Justin Fulcher Identifies the Highest-Value AI Applications for Federal Workflows
By Space Coast Daily // April 1, 2026
The question of where artificial intelligence can do the most good inside the federal government has become one of the more pressing debates in technology policy. For Justin Fulcher, a technology entrepreneur and former Senior Advisor to the Secretary of Defense, the answer begins with a clear-eyed distinction: deploy AI where it handles information, not where it controls operations.
“The highest-value applications are in areas that involve large volumes of information rather than direct operational control,” Fulcher said in a recent interview. “Federal agencies spend enormous time reviewing documents, analyzing data, and navigating administrative processes. AI can dramatically accelerate tasks like document analysis, regulatory review, procurement workflows, and internal research without introducing significant operational risk.”
Where Government’s Workload Creates an Opening
The scope of the problem Fulcher describes is not abstract. Federal agencies process millions of documents annually across regulatory, legal, and procurement functions, many of which still move through manual review cycles that predate modern computing norms. According to Gallup, 43% of public-sector employees reported using AI at least a few times in Q4 2025, up from just 17% in Q2 2023, a trajectory that reflects growing recognition of the technology’s practical utility. Yet adoption in government still trails the pace seen in leading private-sector industries, and the gap is widest in precisely the information-intensive workflows Fulcher points to as the most promising targets.
His reasoning tracks with broader productivity research. A Federal Reserve Bank of St. Louis survey found that generative AI users reported average time savings of 5.4% of their work hours, equivalent to roughly 2.2 hours per week for a full-time employee. For agencies handling thousands of staff hours devoted to document-heavy administrative work, even modest efficiency gains at scale represent a substantial operational shift.
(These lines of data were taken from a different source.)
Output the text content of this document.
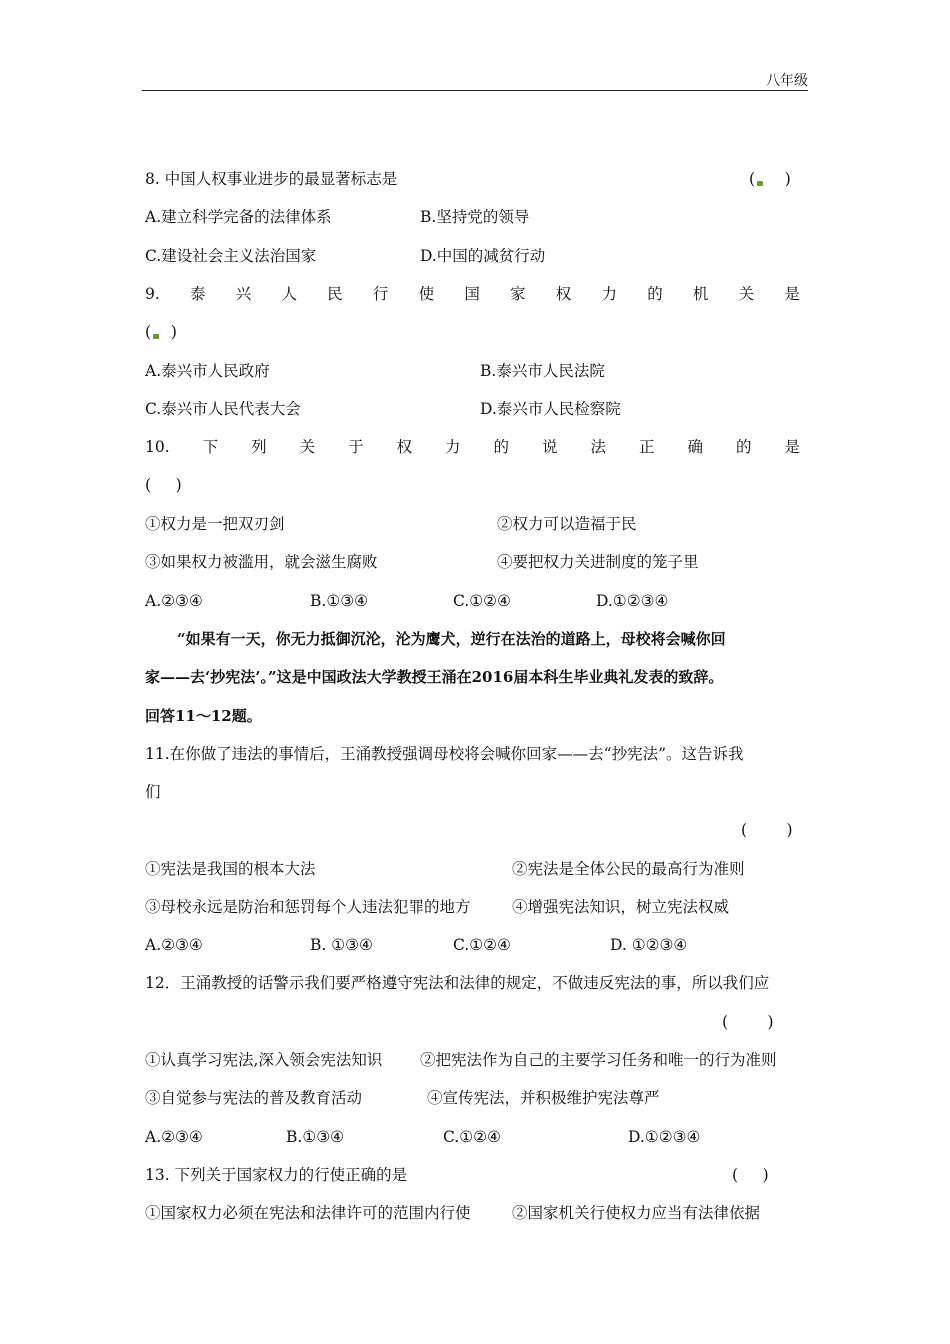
八年级
8. 中国人权事业进步的最显著标志是	( )
A.建立科学完备的法律体系	B.坚持党的领导
C.建设社会主义法治国家	D.中国的减贫行动
9. 泰 兴 人 民 行 使 国 家 权 力 的 机 关 是
( )
A.泰兴市人民政府	B.泰兴市人民法院
C.泰兴市人民代表大会	D.泰兴市人民检察院
10. 下 列 关 于 权 力 的 说 法 正 确 的 是
(     )
①权力是一把双刃剑	②权力可以造福于民
③如果权力被滥用，就会滋生腐败	④要把权力关进制度的笼子里
A.②③④	B.①③④	C.①②④	D.①②③④
“如果有一天，你无力抵御沉沦，沦为鹰犬，逆行在法治的道路上，母校将会喊你回
家——去‘抄宪法’。”这是中国政法大学教授王涌在2016届本科生毕业典礼发表的致辞。
回答11～12题。
11.在你做了违法的事情后，王涌教授强调母校将会喊你回家——去“抄宪法”。这告诉我
们
(        )
①宪法是我国的根本大法	②宪法是全体公民的最高行为准则
③母校永远是防治和惩罚每个人违法犯罪的地方	④增强宪法知识，树立宪法权威
A.②③④	B. ①③④	C.①②④	D. ①②③④
12．王涌教授的话警示我们要严格遵守宪法和法律的规定，不做违反宪法的事，所以我们应
(        )
①认真学习宪法,深入领会宪法知识 ②把宪法作为自己的主要学习任务和唯一的行为准则
③自觉参与宪法的普及教育活动	④宣传宪法，并积极维护宪法尊严
A.②③④	B.①③④	C.①②④	D.①②③④
13. 下列关于国家权力的行使正确的是	(     )
①国家权力必须在宪法和法律许可的范围内行使	②国家机关行使权力应当有法律依据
Fulcher frames these applications as a natural fit because they sidestep the accountability concerns that make AI adoption in government particularly fraught. Document analysis, internal research, and procurement workflow support do not require machines to make autonomous decisions. They require machines to process and surface information faster than humans can do alone.
Augmentation, Not Automation
The second category Fulcher identifies carries equal weight. Decision support, he argues, is where AI can meaningfully improve the quality of analysis without removing human judgment from the equation.
“Another major opportunity is in decision support, which involves helping analysts synthesize large datasets, identify patterns, and surface relevant information more quickly,” Fulcher said. “In those cases, AI functions as an augmentation tool rather than an autonomous decision-maker.”
That distinction matters in a government context. Federal agencies operate under legal and oversight frameworks that require human accountability for consequential decisions. An AI system that helps an analyst identify a pattern in procurement data is fundamentally different from one that approves or denies a contract. Fulcher’s framing keeps the two categories separate, which is precisely why he views augmentation tools as lower-risk entry points for agencies still working through how to govern AI adoption.
The Accountability Principle
Across both categories, Fulcher returns to the same core principle. “The key principle is keeping humans firmly in the loop while using AI to reduce friction in information-heavy workflows,” he said. “Done correctly, that approach can significantly improve government productivity while maintaining accountability and oversight.”
Justin Fulcher’s perspective carries weight in part because of where it was formed. During his tenure as a Senior Advisor to the Secretary of War, he worked on acquisition reform initiatives that contributed to shortening software procurement timelines from years to months. That experience gave him direct exposure to the institutional friction that slows technology adoption inside the federal bureaucracy.
His view of AI in government is not that the technology requires a cultural revolution to take hold. It requires a practical one. Agencies that start by automating the right category of work, information processing over decision-making, can build institutional confidence in AI without assuming the risks that have historically made government technology modernization so contentious.